Threats of death, rape and other forms of violence have left a number of researchers feeling concerned for their safety. They worry about opening envelopes with handwritten addresses and answering phone calls from unfamiliar numbers. Anonymous emails that try to entice a response cause agitation.

“We get this additional layer of hate mail, and people, I think, find it easier to put us down because we are women, or feel like they have more right in telling us what is right or wrong despite our expertise, which is always frustrating,” said Andrea Dutton, a geologist at the University of Florida and an expert on sea-level rise.

New Republic:

While these examples might feel like mere coincidence to some, the idea that white men would lead the attacks on Greta Thunberg is consistent with a growing body of research linking gender reactionaries to climate-denialism—some of the research coming from Thunberg’s own country. Researchers at Sweden’s Chalmers University of Technology, which recently launched the world’s first academic research center to study climate denialism, have for years been examining a link between climate deniers and the anti-feminist far-right.
In 2014, Jonas Anshelm and Martin Hultman of Chalmers published a paper analyzing the language of a focus group of climate skeptics. The common themes in the group, they said, were striking: “for climate skeptics … it was not the environment that was threatened, it was a certain kind of modern industrial society built and dominated by their form of masculinity.” 
The connection has to do with a sense of group identity under threat, Hultman told me—an identity they perceive to be under threat from all sides.
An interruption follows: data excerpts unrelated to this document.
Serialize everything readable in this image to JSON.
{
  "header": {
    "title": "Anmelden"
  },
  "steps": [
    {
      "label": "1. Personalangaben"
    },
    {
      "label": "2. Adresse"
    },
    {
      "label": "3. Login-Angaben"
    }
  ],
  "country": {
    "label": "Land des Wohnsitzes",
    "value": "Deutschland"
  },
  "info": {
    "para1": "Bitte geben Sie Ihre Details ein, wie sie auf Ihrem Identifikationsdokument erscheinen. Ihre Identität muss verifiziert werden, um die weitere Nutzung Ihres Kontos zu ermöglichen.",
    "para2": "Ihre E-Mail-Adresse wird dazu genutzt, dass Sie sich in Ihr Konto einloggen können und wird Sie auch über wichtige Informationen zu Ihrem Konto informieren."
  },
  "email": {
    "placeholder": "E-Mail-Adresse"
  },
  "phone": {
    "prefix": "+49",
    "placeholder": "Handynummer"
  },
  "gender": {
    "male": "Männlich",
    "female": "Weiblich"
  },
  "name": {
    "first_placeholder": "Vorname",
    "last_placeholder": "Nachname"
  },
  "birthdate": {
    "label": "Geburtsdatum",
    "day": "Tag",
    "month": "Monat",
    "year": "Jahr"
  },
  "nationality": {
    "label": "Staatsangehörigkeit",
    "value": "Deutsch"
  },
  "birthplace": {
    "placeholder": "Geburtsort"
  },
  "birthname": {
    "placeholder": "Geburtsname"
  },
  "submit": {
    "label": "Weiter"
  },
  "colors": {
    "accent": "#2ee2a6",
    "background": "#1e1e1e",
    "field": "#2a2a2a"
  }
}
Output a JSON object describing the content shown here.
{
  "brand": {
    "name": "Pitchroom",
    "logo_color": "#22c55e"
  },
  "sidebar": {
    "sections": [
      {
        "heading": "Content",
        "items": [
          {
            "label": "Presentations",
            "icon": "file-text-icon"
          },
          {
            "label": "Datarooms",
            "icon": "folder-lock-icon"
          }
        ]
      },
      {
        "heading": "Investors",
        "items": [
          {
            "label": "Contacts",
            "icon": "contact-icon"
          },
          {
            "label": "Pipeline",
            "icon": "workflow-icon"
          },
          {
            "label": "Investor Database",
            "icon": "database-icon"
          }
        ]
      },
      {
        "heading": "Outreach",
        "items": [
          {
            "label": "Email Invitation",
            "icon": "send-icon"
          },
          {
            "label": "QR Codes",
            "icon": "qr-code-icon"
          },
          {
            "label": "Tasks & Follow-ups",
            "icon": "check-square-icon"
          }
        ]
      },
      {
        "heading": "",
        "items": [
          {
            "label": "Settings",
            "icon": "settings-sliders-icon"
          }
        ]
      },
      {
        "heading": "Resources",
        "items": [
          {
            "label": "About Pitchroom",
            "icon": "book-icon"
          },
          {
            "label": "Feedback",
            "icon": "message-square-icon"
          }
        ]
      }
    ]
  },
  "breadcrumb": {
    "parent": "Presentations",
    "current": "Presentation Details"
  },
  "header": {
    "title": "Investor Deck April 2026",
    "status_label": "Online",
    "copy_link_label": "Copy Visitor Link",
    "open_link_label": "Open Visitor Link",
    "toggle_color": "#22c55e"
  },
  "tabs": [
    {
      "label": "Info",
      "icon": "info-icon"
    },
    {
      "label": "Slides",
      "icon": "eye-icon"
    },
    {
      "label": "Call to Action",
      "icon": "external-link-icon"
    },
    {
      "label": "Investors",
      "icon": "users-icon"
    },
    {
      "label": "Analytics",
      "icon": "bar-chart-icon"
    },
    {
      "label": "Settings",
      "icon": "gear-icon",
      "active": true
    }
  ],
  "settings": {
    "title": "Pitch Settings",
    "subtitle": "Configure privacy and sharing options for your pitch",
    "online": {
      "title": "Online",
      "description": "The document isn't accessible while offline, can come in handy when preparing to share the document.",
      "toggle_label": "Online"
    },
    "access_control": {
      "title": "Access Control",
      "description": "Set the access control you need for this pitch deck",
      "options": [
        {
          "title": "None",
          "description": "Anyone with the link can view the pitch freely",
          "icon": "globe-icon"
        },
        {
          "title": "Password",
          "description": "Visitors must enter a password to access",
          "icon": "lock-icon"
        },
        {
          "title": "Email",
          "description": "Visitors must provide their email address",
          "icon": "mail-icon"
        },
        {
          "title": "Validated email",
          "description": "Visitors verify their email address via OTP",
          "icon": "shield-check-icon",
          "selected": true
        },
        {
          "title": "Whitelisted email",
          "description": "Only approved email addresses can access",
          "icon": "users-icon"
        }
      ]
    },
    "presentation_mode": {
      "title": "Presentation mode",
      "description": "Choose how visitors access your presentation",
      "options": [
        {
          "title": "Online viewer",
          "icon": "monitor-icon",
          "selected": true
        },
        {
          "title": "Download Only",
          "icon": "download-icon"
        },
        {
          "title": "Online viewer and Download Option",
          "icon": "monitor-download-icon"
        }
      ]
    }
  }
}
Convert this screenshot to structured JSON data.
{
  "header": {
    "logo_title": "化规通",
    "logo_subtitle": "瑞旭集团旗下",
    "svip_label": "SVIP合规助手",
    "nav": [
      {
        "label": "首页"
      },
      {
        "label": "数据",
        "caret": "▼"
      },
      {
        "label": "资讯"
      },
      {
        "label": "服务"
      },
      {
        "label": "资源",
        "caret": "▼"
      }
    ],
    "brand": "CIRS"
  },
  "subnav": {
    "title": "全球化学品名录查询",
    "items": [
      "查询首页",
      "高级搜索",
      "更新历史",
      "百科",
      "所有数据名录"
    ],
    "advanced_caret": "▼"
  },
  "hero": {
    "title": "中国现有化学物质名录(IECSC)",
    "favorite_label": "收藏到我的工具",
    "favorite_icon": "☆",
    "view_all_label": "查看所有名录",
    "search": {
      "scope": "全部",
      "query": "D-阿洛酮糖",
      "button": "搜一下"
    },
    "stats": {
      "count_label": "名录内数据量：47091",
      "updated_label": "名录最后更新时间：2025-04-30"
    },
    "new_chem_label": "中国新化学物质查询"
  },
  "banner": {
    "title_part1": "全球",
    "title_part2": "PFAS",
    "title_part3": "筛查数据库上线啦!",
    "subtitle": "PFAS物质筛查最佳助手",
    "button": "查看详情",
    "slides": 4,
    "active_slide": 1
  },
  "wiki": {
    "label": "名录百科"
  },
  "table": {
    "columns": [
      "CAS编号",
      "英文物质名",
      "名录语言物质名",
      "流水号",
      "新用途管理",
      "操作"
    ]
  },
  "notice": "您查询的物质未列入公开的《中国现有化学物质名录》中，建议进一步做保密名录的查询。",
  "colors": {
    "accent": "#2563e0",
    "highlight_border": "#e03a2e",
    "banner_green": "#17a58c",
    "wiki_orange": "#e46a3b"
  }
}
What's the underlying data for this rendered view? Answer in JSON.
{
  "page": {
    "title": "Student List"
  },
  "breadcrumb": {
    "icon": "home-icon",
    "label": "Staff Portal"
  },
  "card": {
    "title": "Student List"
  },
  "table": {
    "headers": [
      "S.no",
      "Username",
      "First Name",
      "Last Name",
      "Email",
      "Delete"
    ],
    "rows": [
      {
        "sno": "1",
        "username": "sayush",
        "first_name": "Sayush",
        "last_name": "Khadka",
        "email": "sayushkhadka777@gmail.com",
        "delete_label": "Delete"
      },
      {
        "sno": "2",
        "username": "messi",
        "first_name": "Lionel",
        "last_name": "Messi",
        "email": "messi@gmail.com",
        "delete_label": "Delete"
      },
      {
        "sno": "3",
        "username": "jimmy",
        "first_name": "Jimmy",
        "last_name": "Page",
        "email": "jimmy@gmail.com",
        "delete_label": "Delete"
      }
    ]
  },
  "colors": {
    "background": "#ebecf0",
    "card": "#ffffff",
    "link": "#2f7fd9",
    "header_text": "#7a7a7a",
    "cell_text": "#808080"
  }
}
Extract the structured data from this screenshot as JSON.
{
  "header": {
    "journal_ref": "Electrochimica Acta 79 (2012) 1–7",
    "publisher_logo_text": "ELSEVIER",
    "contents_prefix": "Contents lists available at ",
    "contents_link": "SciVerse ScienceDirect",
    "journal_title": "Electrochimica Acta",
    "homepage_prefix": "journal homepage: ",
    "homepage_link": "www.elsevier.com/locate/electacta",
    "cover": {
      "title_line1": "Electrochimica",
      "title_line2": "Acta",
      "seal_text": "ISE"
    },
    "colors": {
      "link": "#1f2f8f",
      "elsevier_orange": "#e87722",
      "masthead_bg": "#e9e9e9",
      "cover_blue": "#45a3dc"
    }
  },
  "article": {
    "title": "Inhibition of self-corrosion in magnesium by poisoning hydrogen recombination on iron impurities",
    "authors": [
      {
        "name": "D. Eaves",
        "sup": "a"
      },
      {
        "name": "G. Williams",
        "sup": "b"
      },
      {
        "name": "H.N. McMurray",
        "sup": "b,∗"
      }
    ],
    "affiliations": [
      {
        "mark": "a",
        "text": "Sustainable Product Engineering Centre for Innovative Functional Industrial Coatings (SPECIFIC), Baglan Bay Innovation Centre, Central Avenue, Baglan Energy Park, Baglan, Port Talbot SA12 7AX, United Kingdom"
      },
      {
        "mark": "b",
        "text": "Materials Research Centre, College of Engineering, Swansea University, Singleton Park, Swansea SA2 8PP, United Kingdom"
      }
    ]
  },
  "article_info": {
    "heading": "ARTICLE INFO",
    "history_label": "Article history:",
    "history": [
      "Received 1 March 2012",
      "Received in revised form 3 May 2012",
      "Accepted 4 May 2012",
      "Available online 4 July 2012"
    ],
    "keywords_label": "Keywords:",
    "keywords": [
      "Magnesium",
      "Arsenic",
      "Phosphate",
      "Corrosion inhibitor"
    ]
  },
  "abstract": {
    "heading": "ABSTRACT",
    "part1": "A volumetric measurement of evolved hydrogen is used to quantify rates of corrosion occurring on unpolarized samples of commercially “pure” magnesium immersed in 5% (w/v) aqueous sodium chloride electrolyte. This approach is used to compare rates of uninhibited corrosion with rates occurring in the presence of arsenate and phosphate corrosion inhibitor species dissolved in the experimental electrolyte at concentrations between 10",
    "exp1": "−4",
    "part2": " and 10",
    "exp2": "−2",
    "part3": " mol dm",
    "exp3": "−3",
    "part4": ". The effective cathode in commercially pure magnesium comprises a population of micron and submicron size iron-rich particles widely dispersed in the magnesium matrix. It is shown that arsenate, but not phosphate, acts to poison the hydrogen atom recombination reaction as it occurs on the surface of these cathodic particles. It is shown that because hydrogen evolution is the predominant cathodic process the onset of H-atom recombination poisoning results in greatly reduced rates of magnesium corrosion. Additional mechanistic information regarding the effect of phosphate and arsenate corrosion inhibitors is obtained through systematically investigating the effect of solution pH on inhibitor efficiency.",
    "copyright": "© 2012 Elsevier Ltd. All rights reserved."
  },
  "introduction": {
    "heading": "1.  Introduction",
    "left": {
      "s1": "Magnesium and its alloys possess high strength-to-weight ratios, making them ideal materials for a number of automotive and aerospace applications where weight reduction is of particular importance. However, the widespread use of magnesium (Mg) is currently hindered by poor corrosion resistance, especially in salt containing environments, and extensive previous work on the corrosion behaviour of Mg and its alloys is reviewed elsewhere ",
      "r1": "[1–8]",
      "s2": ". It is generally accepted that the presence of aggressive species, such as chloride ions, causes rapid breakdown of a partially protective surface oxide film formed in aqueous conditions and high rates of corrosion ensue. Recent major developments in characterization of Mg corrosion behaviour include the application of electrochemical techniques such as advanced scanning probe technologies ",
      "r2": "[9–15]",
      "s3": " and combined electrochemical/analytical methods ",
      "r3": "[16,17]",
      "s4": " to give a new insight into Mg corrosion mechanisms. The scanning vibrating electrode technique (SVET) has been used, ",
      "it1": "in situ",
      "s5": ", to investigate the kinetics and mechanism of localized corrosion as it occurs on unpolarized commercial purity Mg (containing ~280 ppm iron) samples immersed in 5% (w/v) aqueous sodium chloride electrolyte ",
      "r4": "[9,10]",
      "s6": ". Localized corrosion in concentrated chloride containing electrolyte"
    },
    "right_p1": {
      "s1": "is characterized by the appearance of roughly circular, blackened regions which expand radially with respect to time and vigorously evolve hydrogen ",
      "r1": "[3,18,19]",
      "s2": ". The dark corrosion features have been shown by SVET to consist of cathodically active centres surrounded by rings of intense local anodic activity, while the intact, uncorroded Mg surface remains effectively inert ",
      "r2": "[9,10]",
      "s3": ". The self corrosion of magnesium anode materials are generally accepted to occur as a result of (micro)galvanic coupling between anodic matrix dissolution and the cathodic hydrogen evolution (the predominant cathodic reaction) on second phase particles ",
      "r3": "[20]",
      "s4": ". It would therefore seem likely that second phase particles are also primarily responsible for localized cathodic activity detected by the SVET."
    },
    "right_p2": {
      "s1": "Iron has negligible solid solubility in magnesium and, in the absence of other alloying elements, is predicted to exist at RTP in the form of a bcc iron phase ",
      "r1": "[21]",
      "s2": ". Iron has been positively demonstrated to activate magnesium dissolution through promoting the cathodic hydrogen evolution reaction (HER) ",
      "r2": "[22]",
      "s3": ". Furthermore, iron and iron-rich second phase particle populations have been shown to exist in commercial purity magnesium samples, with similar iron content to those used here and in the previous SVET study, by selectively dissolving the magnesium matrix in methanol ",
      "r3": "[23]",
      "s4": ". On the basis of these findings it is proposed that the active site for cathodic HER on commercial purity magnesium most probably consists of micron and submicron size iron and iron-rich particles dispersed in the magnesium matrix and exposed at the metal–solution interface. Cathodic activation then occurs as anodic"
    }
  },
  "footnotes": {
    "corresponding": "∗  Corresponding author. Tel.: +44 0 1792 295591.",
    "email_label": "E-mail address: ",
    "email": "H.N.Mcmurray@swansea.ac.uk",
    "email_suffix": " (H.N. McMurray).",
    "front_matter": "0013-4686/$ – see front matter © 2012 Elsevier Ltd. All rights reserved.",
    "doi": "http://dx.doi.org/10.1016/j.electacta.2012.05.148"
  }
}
Besieged, as they see it, both by developing gender equality—Hultman pointed specifically to the shock some men felt at the #MeToo movement—and now climate activism’s challenge to their way of life, male reactionaries motivated by right-wing nationalism, anti-feminism, and climate denialism increasingly overlap, the three reactions feeding off of one another.

Republican candidate “RJ” Regan lost a primary in West Michigan after his Fatherly advice to his daughters about rape went viral. His tweet above underlines the climate denial that went along with his fear and hatred of women.

Bridge (Michigan):

LANSING — A Michigan Republican House candidate under fire for saying he told his daughters “if rape is inevitable, you should just lie back and enjoy it” claims he’s only guilty of using a bad analogy.

Robert “RJ” Regan of Grand Rapids, who is favored to win the solidly Republican 74th District in west Michigan after an upset in a special election last week, made the remark during a livestream Sunday hosted by a conservative group, The Coalition to Rescue Michigan, about his pursuit to decertify the 2020 presidential election.

He told Bridge Michigan on Monday that his remark only meant that “nothing is inevitable.”

“Sometimes, my words aren’t as smooth and polished as the politicians are because I’m not a politician. I’m working on it,” Regan said. “The only reason the (politically) left trolls attack you is because they know you’re directly over the target, dropping direct hits on an issue. If you’re not scoring hits, they leave you alone.”

Both Democrats and Republicans, however, are condemning Regan for his comments, as well as statements calling the Ukraine war a “fake war just like the fake pandemic.” He has also questioned the legitimacy of the coronavirus pandemic and shared a meme claiming that feminism is “a Jewish program to degrade and subjugate white men.” 

Follow up interview with Hayhoe in 2014.

Finally, I’ll include this video from Meidastouch, simply because it is so brilliantly chilling and timely.

imwithher

2 thoughts on “The Weekend Wonk: Climate Denial and Misogyny”


  1. Projection.

    Projection is what all these things have in common; people unable or unwilling to tolerate their own traits so they disown them & imagine they exist in other people, aspects of nature, & concepts. Class & religious prejudice, misogyny, rac- & all the other isms, political dichotomizing…

    While the underlying causes of the need to project so violently vary, they’re all treatable psychotherapeutically. Though some of the conditions have no cure, they can at least be alleviated, & identifying those afflicted may convince them to get out of politics & stop or reduce their aggression. But we need to recognize that whatever personal, structural/institutional, & other reasons & reinforcing factors there are, the cause of all our problems are psychological, & without addressing that effectively we’ll fail to solve them.